Quaternary geologists and geomorphologists state that the features of the Carolina bays can be readily explained by known terrestrial processes and repeated modification by eolian and lacustrine processes. Also, Quaternary geologists and geomorphologists have found a correspondence in time between when active modification of the rims of Carolina bays most commonly occurred and when adjacent sand dunes were active during the Wisconsin glaciation between 15,000 and 40,000 years (Late Wisconsin) and 70,000 to 80,000 years BP (Early Wisconsin).

In addition, Quaternary geologists and geomorphologists have found that the orientations of the Carolina bays are consistent with the wind patterns that existed during the Wisconsin glaciation, as reconstructed from the orientations of parabolic dunes in river valleys. Within the Atlantic Coast Plain, the orientation of the long axes of Carolina bays and the inferred direction of movement of adjacent sand dunes, where present, are generally oblique to each other. In southern Georgia and northern Florida, the orientation is matched by an inferred west to east direction of movement of Pleistocene sand dunes. Northward from northern Georgia to Virginia, the average inferred direction of movement of Pleistocene parabolic sand dunes systematically shifts along with the average orientation of the long axes of Carolina bays as to lie oblique to them. In the Delmarva Peninsula, the 112-degree shift in the average trend of the long axes also corresponds with a shift in the average inferred direction of movement of Pleistocene parabolic sand dunes such that their direction of movement is also oblique to the long axes, as is the case in the rest of the Atlantic Coastal Plain.

===Alternative interpretations===
Many alternative hypotheses have been proposed for the origin of the Carolina Bays and been examined and that are either no longer or never were viewed favorably by most geologists. These hypotheses include their origin as spring basins, enclosed soundlets, groundwater solution depressions, artesian springs, salmon redds, streamlined groundwater flow forming limestone sinks, deflation hollows, intersecting river terraces, burning peat leading to subsidence, wind modified and ponded periglacial patterned ground, and from hydrogen seepage.

Some of the disfavored alternative hypotheses involve extraterrestrial events of some type. These hypotheses include meteorite impacts; shockwaves from a comet explosion; secondary impacts of glacial ice boulders ejected from a Younger Dryas impact in the Laurentide Ice Sheet; and speculative "cavitation" processes in an unproven, regional sandy, Mid-Pleistocene impact ejecta. These hypotheses are dismissed for a number of reasons including the wholesale lack of primary evidence for the extensive contemporary impact ejecta, impact processes, impactors, and suitable source impact crater for either sand or ice boulder ejecta.

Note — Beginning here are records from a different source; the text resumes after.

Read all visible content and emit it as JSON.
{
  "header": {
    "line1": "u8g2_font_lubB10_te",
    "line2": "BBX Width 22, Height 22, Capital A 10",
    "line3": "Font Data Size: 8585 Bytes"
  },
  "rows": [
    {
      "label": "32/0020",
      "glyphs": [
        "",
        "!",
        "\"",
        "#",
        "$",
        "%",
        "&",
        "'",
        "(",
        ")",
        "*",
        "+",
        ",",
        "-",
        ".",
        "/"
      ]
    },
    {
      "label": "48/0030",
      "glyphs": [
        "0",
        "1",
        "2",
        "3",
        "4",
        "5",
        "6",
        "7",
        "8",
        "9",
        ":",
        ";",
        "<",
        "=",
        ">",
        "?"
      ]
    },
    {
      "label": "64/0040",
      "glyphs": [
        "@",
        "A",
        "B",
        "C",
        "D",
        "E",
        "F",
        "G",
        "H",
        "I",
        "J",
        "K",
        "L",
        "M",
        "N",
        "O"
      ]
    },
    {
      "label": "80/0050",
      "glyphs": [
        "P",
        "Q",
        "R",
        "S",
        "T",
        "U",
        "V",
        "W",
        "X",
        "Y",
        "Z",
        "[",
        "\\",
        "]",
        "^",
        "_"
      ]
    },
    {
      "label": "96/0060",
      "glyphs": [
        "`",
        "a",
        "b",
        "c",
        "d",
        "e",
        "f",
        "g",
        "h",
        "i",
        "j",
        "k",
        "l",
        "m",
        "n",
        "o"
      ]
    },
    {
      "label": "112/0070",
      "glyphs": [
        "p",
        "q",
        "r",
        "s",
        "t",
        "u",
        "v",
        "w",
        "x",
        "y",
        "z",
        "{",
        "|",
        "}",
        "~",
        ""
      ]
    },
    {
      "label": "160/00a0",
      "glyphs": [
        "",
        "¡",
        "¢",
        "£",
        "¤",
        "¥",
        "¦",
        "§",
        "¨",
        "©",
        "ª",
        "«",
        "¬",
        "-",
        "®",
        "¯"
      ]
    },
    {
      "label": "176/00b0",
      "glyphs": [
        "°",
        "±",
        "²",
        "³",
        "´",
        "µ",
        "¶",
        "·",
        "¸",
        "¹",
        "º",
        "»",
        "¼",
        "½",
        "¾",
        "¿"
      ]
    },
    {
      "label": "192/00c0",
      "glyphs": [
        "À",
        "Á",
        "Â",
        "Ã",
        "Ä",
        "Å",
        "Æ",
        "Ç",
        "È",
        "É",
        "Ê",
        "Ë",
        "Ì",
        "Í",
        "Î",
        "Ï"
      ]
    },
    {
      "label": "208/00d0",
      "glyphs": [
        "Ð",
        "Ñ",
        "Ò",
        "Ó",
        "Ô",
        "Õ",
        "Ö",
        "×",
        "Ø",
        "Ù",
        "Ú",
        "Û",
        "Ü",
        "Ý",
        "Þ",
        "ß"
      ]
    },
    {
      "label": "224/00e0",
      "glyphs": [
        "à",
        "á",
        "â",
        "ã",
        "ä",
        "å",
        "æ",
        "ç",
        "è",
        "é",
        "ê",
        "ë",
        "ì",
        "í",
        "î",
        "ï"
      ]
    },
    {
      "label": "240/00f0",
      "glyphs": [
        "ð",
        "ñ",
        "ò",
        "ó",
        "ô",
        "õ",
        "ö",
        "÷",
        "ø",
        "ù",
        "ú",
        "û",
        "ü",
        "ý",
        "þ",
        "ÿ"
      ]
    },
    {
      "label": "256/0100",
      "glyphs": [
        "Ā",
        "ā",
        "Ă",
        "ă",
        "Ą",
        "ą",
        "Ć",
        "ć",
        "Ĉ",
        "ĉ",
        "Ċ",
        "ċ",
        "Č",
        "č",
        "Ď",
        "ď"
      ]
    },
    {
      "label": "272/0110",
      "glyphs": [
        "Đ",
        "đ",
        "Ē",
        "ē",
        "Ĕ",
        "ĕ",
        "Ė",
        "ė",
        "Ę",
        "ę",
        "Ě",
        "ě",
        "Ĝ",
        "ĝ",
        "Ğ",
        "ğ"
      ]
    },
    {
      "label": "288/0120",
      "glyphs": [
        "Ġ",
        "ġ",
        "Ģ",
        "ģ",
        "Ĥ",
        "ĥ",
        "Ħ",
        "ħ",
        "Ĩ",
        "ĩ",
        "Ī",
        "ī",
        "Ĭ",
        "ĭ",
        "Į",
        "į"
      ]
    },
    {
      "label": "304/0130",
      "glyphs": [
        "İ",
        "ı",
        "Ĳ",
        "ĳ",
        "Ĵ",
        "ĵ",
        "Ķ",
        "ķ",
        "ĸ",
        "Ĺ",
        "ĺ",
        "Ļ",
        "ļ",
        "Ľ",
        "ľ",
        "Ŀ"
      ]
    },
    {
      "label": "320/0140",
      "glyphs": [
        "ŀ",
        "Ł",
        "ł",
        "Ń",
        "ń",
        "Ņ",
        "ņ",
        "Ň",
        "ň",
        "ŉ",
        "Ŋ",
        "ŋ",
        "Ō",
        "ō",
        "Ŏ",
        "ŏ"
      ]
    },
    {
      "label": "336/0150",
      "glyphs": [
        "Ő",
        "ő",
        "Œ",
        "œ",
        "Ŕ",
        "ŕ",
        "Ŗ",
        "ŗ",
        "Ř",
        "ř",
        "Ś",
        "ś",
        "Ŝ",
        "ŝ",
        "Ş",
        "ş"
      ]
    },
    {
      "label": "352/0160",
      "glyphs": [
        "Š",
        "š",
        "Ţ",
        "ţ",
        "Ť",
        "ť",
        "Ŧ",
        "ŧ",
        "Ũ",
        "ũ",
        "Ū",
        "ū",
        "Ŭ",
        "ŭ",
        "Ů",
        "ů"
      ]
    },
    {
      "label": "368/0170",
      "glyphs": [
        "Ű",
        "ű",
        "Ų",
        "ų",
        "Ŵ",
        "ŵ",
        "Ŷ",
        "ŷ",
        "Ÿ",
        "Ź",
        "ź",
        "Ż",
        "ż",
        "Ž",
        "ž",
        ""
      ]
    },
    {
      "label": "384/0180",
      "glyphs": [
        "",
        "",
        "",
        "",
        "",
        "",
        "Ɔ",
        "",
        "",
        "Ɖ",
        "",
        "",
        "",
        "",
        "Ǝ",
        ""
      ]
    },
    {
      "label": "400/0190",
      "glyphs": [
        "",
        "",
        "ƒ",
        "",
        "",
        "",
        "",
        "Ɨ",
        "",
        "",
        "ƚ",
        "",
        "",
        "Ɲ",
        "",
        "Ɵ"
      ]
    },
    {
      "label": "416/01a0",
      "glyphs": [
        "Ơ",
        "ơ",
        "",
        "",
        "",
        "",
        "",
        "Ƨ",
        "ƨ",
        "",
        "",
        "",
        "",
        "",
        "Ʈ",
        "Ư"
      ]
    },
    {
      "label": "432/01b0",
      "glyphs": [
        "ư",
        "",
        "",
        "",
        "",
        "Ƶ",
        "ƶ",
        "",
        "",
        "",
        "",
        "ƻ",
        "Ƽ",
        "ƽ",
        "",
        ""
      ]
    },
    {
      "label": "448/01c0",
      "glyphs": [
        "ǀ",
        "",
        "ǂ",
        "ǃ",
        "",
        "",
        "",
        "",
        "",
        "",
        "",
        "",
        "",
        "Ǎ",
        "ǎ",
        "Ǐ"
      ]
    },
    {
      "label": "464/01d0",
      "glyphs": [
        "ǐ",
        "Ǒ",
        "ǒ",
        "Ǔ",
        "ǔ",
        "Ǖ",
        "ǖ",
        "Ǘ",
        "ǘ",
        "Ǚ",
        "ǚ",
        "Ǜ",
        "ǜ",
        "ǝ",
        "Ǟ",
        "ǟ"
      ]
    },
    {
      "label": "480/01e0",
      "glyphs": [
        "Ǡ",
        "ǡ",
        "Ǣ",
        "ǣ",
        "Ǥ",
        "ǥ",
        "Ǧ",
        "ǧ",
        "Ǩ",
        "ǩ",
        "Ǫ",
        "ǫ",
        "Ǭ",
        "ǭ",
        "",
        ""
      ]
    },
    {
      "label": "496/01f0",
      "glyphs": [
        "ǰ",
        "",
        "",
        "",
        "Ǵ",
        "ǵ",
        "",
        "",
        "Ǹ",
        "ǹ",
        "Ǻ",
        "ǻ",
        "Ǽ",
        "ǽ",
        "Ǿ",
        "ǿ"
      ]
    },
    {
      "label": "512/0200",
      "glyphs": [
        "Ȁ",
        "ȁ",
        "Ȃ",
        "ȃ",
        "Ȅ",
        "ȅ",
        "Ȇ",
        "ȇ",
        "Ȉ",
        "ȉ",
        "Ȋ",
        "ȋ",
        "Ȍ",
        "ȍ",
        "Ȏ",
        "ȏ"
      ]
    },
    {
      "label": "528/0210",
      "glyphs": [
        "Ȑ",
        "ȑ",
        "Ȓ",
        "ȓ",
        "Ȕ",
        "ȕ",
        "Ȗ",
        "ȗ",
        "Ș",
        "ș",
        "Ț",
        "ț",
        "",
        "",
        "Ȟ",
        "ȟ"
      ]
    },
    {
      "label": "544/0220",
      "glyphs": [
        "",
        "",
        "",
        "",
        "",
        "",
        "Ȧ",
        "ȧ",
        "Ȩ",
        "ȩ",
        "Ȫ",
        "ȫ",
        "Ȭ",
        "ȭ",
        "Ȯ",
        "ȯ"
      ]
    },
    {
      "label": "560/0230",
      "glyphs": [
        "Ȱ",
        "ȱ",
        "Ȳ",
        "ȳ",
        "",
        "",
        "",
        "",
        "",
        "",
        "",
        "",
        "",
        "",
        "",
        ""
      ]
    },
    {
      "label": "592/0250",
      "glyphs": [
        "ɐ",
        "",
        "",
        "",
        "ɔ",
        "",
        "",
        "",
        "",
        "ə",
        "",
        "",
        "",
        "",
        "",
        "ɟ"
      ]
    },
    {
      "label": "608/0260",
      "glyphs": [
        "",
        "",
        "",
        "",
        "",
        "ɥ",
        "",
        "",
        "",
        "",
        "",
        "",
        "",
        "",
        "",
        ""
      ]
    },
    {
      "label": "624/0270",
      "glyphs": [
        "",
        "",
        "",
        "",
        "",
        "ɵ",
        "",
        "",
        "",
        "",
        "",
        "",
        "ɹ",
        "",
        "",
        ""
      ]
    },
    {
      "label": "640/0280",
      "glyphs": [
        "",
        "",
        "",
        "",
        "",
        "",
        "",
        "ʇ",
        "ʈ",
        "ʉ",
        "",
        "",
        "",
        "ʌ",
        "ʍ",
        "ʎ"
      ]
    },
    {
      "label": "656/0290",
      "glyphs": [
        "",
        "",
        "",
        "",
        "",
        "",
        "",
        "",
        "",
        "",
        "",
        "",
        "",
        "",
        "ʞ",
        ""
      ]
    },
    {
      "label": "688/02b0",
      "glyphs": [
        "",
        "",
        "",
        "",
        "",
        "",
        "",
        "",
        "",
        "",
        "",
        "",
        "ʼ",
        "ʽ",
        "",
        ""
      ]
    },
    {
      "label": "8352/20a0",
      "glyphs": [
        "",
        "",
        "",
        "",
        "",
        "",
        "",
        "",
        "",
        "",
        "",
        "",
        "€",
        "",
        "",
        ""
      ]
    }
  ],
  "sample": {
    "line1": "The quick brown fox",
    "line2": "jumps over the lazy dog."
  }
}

==Similar landforms in the Gulf of Mexico coastal plain==
Other landform depressions, not widely accepted as Carolina bays, are present within the northern Gulf of Mexico coastal plain in southern Mississippi and Alabama, where they are known as either Grady ponds or Citronelle ponds. They are also known by a variety of names such as pocks, pock marks, bagols, lacs ronds, and natural ponds. These features in southern Mississippi and Alabama are elliptical to roughly circular in shape. The measurement of the long axes of 200 elliptical Grady / Citronelle ponds in southwestern Baldwin County, Alabama found a very distinct orientation tightly clustered about N25°W.

Undrained depressions, circular to oval in shape and exhibiting a wide range of area and depth, are also a feature of the Gulf of Mexico coastal plain in Texas and southwest Louisiana. These depressions vary in size from .25 to 2 mi in diameter. Within Harris County, Texas, raised rims, which are about 2 ft high, partially enclose these depressions.